Question

20 graph the equation: $y = 2x + 3$

Explanation:

Step1: Identify the slope and y-intercept

The equation \( y = 2x + 3 \) is in slope - intercept form \( y=mx + b \), where \( m \) is the slope and \( b \) is the y - intercept. Here, \( m = 2=\frac{2}{1} \) and \( b = 3 \).

Step2: Plot the y - intercept

The y - intercept \( b = 3 \) means the line crosses the y - axis at the point \( (0,3) \). Locate the point \( (0,3) \) on the coordinate plane.

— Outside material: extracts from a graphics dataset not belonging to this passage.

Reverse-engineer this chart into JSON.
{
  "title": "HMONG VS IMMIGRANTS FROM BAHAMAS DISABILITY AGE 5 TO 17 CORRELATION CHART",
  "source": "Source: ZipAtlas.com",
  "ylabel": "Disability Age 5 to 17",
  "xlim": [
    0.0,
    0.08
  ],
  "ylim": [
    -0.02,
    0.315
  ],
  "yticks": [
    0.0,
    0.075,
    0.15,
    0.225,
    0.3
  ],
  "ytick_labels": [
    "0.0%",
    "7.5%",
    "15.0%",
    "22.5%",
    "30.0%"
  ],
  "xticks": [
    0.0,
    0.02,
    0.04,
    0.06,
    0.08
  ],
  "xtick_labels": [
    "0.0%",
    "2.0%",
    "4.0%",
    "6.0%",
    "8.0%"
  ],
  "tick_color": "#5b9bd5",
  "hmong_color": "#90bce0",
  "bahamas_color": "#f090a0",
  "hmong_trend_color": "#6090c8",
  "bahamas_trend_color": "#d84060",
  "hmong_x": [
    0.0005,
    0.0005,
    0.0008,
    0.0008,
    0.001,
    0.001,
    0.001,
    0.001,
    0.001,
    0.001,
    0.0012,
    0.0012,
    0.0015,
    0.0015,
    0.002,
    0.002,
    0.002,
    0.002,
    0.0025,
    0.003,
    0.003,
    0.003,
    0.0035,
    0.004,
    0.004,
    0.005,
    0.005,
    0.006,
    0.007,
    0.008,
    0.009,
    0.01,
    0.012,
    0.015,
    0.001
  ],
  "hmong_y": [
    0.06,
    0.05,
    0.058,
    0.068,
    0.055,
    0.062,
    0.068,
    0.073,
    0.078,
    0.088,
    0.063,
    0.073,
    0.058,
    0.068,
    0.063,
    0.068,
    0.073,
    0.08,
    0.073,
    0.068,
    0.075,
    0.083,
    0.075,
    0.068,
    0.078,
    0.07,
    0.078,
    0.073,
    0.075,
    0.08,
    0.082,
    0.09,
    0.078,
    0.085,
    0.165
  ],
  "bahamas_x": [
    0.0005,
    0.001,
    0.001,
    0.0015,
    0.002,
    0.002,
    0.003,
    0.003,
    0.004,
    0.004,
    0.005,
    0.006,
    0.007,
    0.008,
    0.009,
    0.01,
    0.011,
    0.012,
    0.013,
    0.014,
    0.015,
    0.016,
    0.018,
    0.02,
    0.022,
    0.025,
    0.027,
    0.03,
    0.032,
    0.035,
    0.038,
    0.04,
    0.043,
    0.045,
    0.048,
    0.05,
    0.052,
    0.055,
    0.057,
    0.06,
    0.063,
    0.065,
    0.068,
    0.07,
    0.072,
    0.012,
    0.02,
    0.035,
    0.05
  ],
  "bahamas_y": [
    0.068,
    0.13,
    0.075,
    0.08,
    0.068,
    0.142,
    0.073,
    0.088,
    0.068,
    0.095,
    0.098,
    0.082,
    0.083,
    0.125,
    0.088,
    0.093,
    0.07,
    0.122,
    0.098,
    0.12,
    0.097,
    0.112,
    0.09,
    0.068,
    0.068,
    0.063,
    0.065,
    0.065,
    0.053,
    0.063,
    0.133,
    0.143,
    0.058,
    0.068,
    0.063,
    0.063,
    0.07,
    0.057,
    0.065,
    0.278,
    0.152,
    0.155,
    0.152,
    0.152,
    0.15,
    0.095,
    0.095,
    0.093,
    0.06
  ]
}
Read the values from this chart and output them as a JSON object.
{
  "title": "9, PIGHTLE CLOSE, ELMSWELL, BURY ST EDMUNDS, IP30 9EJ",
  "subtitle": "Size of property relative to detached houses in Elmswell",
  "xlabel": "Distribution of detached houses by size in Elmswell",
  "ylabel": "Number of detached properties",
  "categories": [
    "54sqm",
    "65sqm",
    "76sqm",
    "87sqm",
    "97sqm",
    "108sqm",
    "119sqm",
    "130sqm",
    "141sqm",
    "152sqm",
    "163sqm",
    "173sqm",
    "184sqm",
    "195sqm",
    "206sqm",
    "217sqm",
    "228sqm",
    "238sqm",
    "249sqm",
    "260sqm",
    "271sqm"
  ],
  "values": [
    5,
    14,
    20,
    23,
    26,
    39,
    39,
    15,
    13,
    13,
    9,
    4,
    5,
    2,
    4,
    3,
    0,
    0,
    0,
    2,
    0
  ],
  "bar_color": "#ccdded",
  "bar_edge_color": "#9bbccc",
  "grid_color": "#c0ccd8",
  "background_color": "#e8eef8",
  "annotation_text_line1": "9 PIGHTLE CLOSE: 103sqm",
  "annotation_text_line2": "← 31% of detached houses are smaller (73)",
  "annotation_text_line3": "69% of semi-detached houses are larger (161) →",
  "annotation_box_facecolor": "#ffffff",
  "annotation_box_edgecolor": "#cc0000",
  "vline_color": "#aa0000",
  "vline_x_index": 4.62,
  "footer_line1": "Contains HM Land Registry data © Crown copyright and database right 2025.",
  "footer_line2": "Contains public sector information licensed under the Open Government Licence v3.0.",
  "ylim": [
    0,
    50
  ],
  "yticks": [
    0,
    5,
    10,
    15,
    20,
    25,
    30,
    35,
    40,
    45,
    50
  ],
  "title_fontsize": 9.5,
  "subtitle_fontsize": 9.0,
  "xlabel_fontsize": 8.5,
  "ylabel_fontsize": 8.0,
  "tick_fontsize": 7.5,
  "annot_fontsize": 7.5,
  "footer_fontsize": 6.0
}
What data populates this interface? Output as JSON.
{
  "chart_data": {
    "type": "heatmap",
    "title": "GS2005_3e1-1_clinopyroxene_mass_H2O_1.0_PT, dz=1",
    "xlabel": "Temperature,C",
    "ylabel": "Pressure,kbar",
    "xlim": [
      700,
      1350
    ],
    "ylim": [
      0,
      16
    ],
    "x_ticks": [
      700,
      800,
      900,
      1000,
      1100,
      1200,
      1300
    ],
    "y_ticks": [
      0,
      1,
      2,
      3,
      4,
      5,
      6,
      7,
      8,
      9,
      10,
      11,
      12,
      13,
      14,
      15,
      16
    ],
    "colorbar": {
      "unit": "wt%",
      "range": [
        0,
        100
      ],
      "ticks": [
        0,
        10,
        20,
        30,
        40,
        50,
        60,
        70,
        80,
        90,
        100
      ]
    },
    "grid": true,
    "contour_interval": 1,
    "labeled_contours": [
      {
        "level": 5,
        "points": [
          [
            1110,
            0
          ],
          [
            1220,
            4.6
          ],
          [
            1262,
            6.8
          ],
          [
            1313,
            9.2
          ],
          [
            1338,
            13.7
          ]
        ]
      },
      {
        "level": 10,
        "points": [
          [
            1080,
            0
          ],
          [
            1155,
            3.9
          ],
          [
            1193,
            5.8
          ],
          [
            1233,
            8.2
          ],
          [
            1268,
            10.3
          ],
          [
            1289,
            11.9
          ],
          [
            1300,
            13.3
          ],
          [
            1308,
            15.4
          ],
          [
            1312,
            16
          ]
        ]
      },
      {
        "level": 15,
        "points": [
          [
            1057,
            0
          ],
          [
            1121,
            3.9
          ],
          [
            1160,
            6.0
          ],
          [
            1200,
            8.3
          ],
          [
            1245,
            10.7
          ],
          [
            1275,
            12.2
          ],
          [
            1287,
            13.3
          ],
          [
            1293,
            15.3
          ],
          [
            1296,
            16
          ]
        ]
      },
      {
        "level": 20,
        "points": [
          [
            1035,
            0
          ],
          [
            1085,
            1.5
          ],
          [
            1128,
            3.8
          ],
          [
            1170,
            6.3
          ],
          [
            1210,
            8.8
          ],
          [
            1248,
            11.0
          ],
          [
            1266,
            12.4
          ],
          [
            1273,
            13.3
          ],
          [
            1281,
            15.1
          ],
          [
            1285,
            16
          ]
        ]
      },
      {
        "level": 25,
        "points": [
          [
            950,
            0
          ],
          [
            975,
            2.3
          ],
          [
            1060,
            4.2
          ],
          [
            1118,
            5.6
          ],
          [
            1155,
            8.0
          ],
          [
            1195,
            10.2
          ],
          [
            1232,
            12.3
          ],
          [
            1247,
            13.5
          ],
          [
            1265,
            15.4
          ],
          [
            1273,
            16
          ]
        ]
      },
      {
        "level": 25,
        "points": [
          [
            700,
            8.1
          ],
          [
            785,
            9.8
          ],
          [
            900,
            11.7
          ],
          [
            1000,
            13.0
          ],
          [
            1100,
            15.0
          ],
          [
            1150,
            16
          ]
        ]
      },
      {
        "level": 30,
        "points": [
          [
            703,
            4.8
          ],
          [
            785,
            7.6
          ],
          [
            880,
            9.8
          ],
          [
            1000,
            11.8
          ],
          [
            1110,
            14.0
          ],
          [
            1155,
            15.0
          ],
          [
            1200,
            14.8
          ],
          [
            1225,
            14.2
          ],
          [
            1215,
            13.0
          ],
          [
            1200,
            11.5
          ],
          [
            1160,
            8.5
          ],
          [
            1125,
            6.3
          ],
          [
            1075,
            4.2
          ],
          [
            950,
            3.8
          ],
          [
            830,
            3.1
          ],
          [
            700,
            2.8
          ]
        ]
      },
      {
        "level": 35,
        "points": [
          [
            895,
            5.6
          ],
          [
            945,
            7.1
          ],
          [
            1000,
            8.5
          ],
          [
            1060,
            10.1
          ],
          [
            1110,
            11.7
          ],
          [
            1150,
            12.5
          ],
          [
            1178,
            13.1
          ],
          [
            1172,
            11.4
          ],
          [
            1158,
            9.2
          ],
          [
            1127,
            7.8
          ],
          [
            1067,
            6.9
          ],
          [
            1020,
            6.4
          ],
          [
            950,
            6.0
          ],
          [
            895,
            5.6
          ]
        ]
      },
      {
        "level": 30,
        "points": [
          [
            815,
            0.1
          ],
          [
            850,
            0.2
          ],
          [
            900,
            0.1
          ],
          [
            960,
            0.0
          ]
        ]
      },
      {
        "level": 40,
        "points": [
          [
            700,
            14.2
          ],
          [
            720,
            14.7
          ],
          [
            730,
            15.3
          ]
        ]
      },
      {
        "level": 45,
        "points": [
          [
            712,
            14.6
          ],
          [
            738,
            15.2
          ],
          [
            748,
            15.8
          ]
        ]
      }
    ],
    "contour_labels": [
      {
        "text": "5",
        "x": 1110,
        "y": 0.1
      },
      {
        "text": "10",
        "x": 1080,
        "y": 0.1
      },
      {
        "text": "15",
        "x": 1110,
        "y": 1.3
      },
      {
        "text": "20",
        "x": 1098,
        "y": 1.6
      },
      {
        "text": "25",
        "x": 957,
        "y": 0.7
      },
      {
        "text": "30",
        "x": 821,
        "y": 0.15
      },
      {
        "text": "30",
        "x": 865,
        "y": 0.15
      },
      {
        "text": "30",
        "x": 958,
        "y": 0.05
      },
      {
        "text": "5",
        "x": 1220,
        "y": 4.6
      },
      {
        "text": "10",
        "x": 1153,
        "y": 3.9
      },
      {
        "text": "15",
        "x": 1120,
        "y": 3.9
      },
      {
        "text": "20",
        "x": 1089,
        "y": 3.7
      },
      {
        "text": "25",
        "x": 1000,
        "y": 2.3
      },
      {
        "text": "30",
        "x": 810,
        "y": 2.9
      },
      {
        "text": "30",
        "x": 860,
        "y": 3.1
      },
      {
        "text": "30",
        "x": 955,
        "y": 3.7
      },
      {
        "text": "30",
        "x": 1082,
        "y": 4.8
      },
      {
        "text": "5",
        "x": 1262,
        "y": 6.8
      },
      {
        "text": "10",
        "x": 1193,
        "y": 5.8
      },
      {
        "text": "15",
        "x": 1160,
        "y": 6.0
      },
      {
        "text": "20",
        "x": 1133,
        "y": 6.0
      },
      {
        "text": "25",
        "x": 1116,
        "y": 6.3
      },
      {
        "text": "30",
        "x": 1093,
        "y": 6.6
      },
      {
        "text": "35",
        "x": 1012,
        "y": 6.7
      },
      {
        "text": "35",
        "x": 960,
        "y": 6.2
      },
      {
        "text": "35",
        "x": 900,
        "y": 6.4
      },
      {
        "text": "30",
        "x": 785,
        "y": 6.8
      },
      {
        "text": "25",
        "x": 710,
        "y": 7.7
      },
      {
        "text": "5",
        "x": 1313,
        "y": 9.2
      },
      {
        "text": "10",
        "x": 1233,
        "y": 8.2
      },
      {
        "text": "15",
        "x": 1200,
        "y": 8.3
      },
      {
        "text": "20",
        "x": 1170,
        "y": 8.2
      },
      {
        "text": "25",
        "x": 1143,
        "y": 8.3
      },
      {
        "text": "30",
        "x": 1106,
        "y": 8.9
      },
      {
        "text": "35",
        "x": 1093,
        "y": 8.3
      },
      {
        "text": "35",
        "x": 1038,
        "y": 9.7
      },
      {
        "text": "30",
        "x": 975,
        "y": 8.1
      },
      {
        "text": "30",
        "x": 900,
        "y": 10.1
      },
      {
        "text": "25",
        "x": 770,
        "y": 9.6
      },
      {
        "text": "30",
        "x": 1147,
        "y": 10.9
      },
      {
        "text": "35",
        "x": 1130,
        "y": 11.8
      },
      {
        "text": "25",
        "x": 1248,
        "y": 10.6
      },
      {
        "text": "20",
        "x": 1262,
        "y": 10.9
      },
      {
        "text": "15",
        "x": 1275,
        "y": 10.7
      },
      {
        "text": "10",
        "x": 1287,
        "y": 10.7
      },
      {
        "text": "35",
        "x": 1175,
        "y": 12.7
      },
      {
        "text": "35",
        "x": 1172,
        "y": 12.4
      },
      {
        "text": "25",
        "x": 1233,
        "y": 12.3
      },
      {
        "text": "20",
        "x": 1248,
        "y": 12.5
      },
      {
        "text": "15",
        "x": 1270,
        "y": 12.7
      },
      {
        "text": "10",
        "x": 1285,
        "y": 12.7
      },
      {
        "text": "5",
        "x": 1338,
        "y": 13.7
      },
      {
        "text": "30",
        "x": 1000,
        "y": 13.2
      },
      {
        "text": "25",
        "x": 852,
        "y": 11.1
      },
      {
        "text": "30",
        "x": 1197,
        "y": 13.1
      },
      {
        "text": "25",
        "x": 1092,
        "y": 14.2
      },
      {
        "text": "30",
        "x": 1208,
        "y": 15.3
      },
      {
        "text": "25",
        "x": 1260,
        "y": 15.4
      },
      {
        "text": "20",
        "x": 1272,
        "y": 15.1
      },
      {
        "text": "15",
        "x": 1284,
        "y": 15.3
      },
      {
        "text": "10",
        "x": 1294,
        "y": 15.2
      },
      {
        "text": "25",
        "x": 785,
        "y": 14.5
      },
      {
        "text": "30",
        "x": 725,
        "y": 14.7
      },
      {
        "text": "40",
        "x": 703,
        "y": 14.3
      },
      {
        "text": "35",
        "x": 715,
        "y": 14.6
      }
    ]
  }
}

Step3: Use the slope to find another point

The slope \( m=\frac{2}{1} \) means for every 1 unit we move to the right (increase in \( x \) by 1), we move up 2 units (increase in \( y \) by 2). Starting from \( (0,3) \), if we move 1 unit to the right (to \( x = 1 \)) and 2 units up, we get to the point \( (1,3 + 2)=(1,5) \). We can also move left and down: from \( (0,3) \), moving 1 unit left ( \( x=- 1 \)) and 2 units down ( \( y = 3-2 = 1 \)) gives the point \( (-1,1) \).

Step4: Draw the line

Connect the points (e.g., \( (0,3) \), \( (1,5) \), \( (-1,1) \)) with a straight line. This line represents the graph of the equation \( y = 2x+3 \).

Answer:

The graph of \( y = 2x + 3 \) is a straight line with a y - intercept at \( (0,3) \) and a slope of 2, passing through points like \( (1,5) \) and \( (-1,1) \) (and others found using the slope - intercept form and slope properties).